The strategy, which will see a greater joining up of housing and health services, follows a District-wide consultation and includes ideas to improve the health and wellbeing of local residents and to tackle loneliness and social exclusion amongst older residents.
Sevenoaks District Council’s Cabinet Member for Housing and Health, Cllr Michelle Lowe, says: “Our Housing Strategy is called: 'Wellbeing Starts at Home' because we believe that the home has a massive impact on our overall health and wellbeing. Our home is more than just a place to live. It’s where we sleep, where we raise our families, where we spend most of our time, so there’s many ideas to improve the quality of housing.

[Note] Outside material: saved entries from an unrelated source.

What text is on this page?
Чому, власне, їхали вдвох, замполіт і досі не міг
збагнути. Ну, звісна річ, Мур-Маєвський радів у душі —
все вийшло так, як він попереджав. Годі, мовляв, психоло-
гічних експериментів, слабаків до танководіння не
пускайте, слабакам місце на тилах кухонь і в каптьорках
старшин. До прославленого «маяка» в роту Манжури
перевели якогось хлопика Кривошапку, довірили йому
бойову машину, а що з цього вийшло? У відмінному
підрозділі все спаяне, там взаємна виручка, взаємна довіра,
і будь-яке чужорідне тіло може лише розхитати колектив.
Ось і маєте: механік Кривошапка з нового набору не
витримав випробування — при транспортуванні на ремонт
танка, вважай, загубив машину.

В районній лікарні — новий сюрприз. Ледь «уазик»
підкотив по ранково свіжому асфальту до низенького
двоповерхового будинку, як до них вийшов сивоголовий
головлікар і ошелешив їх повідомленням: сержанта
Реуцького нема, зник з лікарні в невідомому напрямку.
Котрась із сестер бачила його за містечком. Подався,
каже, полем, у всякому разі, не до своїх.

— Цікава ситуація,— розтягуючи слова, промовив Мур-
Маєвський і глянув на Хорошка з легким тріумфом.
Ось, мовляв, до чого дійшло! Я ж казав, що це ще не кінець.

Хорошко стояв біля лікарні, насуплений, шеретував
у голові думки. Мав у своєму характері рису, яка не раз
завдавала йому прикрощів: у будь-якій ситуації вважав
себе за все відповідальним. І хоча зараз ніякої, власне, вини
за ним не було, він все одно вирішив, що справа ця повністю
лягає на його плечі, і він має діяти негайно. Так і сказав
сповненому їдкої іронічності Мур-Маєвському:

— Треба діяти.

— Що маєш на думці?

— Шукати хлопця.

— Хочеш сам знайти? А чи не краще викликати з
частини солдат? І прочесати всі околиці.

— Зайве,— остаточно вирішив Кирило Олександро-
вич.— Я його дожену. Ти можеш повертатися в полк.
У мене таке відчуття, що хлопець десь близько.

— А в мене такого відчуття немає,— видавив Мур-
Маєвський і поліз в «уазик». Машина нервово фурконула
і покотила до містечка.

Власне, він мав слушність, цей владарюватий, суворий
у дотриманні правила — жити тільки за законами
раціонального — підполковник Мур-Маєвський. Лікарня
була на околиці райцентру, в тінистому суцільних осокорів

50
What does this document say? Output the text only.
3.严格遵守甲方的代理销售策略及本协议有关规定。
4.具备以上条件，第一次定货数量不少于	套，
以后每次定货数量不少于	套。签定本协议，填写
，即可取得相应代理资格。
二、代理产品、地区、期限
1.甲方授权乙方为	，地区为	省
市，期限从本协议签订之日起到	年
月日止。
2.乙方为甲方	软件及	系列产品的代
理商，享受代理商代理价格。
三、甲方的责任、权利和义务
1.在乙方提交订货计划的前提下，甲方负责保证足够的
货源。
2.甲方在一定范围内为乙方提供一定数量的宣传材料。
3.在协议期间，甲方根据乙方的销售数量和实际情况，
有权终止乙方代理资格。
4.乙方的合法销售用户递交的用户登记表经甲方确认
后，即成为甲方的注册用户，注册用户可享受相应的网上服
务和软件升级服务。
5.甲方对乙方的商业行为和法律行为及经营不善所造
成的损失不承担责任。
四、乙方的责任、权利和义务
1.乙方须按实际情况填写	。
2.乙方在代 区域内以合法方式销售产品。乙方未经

“But our housing strategy is different because it also focuses on the public health aspect of housing. By linking housing and health we can not only provide a better service to our residents, we can take a lot of pressure off the health service and social services by preventing hospital admissions and our rapid hospital discharge scheme prepares people’s homes for them while they are in hospital so they can be discharged as soon as they are clinically ready.”
The strategy was launched at the ‘Wellbeing Starts at Home’ Housing Forum at the Council’s offices, with the strategy aiming to give greater support to residents as they age by providing housing for older people to downsize to within their community and allow them to remain close to support networks.
The Rt. Hon. Sir Michael Fallon MP also helped launch the Council’s ‘Super-HERO’ service which helps people to live independently in their own homes, offering small home adaptations - from grab-rails through to stair-lifts - to more technologically-based devices such as remote health monitors. With a growing older population the strategy also looks to improve its support services for those living with dementia and their relatives and carers, as well as ideas to provide more housing support for vulnerable residents including those suffering from debt, mental ill health or domestic abuse.
The strategy also aims to provide a range of more affordable and appealing housing solutions for residents aged 25 to 44 in a bid to retain more economically-active people in the District and to keep families and communities together. One approach is to deliver micro-homes which are small modular apartments and can typically be cheaper than traditional housing.